The Best Cheap Web Hosting Deals 2022: WordPress, VPS and More

Regardless of whether you are creating a small website to promote your personal brand, you will need a web server. Sure, you could buy a server, pay your ISP for a dedicated IP address with plenty of bandwidth, and run it all from your living room or office while sending an identical server to your friend’s house for redundancy. But the cost and hassle of doing this is absolutely not worth anyone’s time, so web hosting plans come into play.

Depending on your needs, you can spend as little as $1.99 per month for a low-bandwidth shared plan or more than $200 for a dedicated server with lots of memory and processing power. Below we show the current best cheap web hosting plans for the main plan types: Shared, VPS, Dedicated, Cloud and WordPress.

Note that our top web hosting plan recommendations are based on price and features alone. We have not rated these services and therefore cannot vouch for their uptime or download speeds. However, you can expect each of these services to have around 99.9 percent uptime and likely comparable speeds. Performance differences are likely small, so shopping by price and features makes sense.

Registration of a domain

When you create a new website, the first thing you need is a domain name. You cannot publish a website or register for a hosting service without deciding on one. Some of the best web hosting plans come with a year of free domain registration, but we recommend using a separate company to manage your domain names so it’s easier to change services without incurring additional fees. Sign up with a company that specializes in domains like Namecheap or GoDaddy, but don’t use these companies for website hosting.

Main Types of Web Hosting

Before looking for the best web hosting deals, you need to decide which type of plan best suits your needs.

  • shared hosting ($2 – $12/month): The most popular and cheapest form of web hosting, shared means your website resides on the same physical server as an unknown number of other users’ websites. Performance should be solid if you don’t expect more than 50,000 to 100,000 visits per month. However, you probably don’t have administrator access to the server, and PHP scripts you run are likely to time out.
  • WordPress hosting ($4 – $15/month): WordPress hosting is a more specific form of shared hosting and is optimized for use with WordPress, the world’s most popular CMS, which usually comes pre-installed. However, there is nothing stopping you from buying a regular shared hosting plan and installing WordPress yourself.
  • VPS hosting ($20 – $100/month): If you expect a decent amount of traffic, you need admin controls, or you just want to run a script for as long as needed, a Virtual Private Server is the way to go. Despite physically residing on the same computer as other accounts, VPS have their own dedicated RAM, CPU cores, and storage that is exclusively yours, so they function and function similarly to standalone servers. You even have admin access to tweak server settings, install custom software, and run scripts without timing out.
  • Dedicated hosting ($79 – $500+): You get your own computer, located in the host’s data center, over which you have complete control. This is the most expensive option as the company rents you an entire computer. Remember that you are responsible for keeping the software on it up to date.
  • cloud hosting ($10+): Instead of having one account on one physical server, your website’s data and processing is spread across multiple boxes. As with VPS, you pay for a certain amount of dedicated RAM, CPU cores, and storage, and prices are usually lower. However, you may not have admin-level access.
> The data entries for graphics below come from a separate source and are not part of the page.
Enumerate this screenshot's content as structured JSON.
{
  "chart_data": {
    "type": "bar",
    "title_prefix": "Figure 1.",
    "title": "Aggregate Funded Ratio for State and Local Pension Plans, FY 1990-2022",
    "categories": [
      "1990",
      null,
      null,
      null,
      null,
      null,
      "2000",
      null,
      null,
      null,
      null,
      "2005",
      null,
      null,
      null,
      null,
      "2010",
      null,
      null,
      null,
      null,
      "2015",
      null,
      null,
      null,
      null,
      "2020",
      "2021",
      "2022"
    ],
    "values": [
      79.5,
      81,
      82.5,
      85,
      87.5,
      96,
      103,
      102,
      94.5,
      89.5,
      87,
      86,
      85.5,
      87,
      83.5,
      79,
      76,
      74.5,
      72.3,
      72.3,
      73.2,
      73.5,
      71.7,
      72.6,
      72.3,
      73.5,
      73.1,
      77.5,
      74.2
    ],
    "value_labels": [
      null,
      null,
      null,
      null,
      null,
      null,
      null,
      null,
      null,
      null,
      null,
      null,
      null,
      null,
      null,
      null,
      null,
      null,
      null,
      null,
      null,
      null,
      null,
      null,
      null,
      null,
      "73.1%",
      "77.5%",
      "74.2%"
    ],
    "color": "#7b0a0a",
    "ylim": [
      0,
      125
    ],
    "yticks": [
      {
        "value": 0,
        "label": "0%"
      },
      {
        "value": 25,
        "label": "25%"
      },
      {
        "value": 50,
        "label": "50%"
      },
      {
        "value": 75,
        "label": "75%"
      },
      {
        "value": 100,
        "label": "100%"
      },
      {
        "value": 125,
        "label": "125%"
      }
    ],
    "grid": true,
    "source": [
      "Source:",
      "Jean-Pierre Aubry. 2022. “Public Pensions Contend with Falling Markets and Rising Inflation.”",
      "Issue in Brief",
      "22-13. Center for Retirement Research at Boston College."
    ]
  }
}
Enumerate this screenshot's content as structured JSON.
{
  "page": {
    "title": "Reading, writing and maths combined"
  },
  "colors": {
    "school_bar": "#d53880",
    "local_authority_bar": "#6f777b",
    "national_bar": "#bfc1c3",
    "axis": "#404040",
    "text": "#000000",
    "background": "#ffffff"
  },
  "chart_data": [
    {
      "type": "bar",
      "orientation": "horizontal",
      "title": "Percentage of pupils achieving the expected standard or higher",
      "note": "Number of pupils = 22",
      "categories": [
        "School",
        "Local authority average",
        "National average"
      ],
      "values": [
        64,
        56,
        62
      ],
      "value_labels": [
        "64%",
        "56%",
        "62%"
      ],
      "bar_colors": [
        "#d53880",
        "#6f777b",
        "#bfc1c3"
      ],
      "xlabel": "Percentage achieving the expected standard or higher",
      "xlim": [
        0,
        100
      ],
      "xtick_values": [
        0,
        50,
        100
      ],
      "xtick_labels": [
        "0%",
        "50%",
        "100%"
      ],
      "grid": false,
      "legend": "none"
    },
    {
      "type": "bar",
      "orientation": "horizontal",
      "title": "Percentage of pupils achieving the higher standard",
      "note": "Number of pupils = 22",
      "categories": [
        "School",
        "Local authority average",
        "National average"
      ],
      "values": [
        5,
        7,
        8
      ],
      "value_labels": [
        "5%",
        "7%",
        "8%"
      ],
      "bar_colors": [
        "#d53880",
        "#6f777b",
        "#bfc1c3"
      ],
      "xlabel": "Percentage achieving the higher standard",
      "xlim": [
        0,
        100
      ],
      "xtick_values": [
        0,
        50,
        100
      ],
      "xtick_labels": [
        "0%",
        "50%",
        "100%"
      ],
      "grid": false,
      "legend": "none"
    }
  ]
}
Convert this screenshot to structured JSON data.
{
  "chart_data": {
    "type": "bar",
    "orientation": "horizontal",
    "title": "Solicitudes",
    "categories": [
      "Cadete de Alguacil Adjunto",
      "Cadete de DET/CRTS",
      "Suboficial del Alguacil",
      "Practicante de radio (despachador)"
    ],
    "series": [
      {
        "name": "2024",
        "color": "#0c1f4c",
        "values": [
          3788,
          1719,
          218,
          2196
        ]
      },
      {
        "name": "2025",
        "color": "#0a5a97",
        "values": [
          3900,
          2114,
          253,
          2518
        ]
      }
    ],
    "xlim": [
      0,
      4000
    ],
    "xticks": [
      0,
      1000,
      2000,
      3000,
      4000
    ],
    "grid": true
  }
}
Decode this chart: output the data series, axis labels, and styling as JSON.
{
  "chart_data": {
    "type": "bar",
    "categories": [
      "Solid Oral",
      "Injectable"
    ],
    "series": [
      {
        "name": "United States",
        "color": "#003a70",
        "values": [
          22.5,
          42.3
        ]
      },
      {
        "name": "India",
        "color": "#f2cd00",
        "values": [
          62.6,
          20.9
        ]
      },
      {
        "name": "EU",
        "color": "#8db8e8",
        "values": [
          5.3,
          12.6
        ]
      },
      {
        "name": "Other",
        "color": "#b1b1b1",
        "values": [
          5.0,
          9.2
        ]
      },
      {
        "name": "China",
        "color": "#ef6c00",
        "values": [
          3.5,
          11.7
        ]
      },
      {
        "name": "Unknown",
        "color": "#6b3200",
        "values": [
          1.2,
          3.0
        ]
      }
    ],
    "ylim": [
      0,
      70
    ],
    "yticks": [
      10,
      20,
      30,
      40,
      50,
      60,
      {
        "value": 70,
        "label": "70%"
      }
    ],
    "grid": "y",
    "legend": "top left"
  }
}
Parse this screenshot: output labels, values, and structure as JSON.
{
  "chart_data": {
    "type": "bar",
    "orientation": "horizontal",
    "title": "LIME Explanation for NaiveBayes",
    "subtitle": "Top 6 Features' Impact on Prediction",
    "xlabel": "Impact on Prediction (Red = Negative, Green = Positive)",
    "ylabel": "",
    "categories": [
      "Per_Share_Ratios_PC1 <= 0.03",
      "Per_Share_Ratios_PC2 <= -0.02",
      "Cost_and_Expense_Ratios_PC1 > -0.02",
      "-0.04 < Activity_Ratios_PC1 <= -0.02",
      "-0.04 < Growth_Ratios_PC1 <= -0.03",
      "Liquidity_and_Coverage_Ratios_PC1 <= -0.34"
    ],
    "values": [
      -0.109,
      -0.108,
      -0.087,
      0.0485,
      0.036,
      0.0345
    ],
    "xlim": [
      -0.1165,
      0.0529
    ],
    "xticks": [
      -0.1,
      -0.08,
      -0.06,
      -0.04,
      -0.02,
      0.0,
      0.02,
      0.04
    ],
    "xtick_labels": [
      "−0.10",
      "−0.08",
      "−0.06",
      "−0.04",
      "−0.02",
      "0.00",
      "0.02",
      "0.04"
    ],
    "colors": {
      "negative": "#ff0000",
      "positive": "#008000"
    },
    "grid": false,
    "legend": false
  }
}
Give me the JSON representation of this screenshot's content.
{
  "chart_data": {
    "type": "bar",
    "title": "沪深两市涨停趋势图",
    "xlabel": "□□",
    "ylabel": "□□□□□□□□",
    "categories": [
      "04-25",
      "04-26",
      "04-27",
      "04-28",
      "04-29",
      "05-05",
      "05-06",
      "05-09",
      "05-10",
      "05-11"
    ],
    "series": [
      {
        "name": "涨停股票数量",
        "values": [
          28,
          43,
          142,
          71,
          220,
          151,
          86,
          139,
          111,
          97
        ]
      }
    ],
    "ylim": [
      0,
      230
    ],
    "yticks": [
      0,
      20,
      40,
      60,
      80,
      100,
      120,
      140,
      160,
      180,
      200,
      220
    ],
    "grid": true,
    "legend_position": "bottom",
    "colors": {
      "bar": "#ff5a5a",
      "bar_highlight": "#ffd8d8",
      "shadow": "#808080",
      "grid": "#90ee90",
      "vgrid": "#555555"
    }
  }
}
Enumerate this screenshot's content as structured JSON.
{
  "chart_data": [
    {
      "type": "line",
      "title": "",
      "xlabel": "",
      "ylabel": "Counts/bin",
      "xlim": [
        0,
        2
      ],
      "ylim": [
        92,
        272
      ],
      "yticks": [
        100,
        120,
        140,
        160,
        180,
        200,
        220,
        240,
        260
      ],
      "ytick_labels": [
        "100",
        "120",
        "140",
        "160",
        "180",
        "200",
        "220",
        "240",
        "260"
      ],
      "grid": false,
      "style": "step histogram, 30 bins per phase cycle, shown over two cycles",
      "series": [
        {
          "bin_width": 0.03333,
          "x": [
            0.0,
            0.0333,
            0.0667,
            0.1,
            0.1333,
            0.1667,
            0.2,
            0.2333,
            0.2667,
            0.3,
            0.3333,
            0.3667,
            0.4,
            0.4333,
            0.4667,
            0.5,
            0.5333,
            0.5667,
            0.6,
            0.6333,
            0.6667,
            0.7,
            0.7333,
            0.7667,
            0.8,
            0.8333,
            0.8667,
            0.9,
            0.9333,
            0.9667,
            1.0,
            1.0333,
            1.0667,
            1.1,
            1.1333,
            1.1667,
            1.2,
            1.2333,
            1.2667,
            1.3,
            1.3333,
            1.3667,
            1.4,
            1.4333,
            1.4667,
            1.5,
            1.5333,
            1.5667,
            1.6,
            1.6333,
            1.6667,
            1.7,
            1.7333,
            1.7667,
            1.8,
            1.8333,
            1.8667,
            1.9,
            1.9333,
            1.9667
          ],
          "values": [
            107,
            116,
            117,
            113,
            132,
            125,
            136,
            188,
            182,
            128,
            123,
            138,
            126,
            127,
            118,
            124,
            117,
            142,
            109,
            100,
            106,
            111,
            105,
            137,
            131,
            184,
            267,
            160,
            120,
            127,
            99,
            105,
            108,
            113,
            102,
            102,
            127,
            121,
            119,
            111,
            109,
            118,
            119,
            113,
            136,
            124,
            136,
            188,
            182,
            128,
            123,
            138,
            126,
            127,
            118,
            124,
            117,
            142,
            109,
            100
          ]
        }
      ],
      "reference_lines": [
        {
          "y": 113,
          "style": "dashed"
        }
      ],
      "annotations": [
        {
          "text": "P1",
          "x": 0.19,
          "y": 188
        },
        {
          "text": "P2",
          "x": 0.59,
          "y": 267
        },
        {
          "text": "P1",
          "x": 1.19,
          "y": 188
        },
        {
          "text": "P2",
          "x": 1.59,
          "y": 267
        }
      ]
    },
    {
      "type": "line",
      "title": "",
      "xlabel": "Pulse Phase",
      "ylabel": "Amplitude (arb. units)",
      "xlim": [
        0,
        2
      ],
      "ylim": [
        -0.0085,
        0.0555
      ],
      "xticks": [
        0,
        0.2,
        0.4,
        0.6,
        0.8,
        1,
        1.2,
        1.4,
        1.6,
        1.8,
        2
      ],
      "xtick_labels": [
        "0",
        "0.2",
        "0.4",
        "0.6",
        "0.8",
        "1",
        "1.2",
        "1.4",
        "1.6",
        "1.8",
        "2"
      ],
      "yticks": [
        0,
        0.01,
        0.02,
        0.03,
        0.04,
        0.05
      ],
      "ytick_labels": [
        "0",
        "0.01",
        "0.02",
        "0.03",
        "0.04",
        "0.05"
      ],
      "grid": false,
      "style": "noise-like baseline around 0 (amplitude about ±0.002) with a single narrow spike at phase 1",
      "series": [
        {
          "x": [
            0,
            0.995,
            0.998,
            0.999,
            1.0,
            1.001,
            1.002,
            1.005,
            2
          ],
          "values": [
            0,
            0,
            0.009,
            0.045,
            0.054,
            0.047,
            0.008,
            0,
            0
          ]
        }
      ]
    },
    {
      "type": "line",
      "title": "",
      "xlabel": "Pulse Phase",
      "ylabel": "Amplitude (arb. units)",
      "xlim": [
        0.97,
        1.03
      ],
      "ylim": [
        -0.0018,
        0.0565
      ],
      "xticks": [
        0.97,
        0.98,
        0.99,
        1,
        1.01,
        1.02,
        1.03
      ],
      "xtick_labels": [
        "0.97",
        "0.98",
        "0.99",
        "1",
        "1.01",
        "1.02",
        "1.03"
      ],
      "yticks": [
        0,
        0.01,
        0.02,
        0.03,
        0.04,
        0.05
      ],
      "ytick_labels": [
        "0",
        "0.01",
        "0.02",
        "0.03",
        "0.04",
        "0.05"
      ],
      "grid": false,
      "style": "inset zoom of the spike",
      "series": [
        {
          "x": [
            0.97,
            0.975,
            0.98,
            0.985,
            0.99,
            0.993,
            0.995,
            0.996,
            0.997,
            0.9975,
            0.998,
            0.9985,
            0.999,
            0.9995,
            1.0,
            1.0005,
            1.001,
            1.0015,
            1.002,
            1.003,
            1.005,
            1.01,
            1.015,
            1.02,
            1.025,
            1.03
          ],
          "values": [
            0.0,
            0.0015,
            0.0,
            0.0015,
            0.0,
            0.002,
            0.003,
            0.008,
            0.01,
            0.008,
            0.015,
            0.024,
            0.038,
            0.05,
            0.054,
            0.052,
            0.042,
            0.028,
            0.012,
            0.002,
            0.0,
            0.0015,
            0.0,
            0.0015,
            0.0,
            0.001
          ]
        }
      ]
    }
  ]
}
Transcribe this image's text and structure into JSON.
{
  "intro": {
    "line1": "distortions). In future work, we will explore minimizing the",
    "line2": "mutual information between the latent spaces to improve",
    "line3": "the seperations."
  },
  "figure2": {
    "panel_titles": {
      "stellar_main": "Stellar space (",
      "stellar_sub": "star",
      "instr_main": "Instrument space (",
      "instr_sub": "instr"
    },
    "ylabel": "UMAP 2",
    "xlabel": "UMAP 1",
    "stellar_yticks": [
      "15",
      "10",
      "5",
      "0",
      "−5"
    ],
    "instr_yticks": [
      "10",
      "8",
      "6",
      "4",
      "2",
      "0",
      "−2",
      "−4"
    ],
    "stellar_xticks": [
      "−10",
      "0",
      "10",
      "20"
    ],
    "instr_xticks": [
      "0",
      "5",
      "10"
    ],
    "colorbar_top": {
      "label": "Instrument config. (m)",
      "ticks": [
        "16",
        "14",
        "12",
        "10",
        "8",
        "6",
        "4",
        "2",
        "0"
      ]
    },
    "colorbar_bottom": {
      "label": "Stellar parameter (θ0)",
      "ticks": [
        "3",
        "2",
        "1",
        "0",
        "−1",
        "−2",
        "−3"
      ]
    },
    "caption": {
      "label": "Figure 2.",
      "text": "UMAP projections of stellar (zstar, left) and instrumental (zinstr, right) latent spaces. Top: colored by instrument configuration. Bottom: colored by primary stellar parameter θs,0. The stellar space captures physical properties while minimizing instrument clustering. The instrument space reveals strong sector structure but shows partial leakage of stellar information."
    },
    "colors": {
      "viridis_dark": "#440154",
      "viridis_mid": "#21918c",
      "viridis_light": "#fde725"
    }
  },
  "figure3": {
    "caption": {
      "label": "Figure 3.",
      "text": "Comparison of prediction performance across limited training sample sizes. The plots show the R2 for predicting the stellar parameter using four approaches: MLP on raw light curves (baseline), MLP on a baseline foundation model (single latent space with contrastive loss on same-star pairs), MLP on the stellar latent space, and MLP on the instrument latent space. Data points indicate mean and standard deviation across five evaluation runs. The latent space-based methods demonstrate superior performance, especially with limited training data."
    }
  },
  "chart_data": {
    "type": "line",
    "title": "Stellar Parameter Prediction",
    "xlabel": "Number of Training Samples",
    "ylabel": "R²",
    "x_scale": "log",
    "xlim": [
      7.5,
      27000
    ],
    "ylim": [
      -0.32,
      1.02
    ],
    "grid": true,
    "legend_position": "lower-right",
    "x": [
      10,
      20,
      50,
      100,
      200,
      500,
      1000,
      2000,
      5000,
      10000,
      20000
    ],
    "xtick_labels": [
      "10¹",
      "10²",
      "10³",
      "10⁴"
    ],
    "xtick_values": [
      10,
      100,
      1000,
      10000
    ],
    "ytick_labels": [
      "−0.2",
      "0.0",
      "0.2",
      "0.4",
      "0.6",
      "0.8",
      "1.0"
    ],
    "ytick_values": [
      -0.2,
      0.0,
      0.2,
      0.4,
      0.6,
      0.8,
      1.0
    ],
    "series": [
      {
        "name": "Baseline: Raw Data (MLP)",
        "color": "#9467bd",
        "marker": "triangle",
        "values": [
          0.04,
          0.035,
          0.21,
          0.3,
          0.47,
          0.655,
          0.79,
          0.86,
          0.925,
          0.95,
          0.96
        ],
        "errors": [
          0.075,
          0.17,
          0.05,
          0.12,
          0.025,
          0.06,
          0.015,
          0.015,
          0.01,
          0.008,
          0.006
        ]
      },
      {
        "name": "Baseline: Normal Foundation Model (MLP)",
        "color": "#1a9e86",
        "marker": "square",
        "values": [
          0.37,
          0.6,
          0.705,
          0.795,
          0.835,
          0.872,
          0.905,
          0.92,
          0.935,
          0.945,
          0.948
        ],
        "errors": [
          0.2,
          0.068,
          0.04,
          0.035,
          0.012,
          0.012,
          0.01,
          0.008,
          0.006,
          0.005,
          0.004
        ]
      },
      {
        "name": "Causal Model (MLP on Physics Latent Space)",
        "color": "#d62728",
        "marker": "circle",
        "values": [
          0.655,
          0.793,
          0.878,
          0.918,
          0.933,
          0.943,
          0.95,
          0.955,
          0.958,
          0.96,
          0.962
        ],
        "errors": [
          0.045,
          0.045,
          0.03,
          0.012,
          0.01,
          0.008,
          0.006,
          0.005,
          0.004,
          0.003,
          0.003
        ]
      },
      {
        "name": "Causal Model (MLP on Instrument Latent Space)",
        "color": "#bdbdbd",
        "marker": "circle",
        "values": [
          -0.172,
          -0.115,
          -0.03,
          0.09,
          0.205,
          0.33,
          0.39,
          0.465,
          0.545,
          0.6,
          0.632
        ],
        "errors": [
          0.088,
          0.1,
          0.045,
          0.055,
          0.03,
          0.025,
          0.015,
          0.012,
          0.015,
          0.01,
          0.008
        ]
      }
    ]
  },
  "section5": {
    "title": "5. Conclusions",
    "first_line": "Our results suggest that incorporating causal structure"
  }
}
The Best Cheap Web Hosting Deals

Tips for cheap web hosting plans

  • Pay in advance for several years: Most web hosting companies want to keep you loyal. Therefore, the introductory prices they display on the site are often only valid if you pay a year, two, and often three years in advance. Although this is more of an investment and locks you in, we recommend you go for it as the savings are significant.
  • Minimum requirements: If you’re paying for VPS, dedicated, or cloud hosting, we recommend a plan with at least four cores, 4GB of RAM, and 100TB of storage.
  • Forget Windows: All of the plans we recommend here are for Linux-based hosting. You can pay extra for Windows hosting plans, but they’re not worth the premium. For example, Liquid Web charges $30 more per month for its 4GB Windows VPS than its 4GB Linux VPS.
  • Don’t stockpile bandwidth or disk space listed as “unlimited” and “unmetered.” This means you won’t be charged if you exceed a certain bandwidth, but if there’s no limit specified and you get too much traffic – similar to unlimited data plans for smartphones – you’ll likely see either slow or a cap. This kind of ambiguity is acceptable on an inexpensive shared hosting plan, but not when you’re paying for a more expensive service.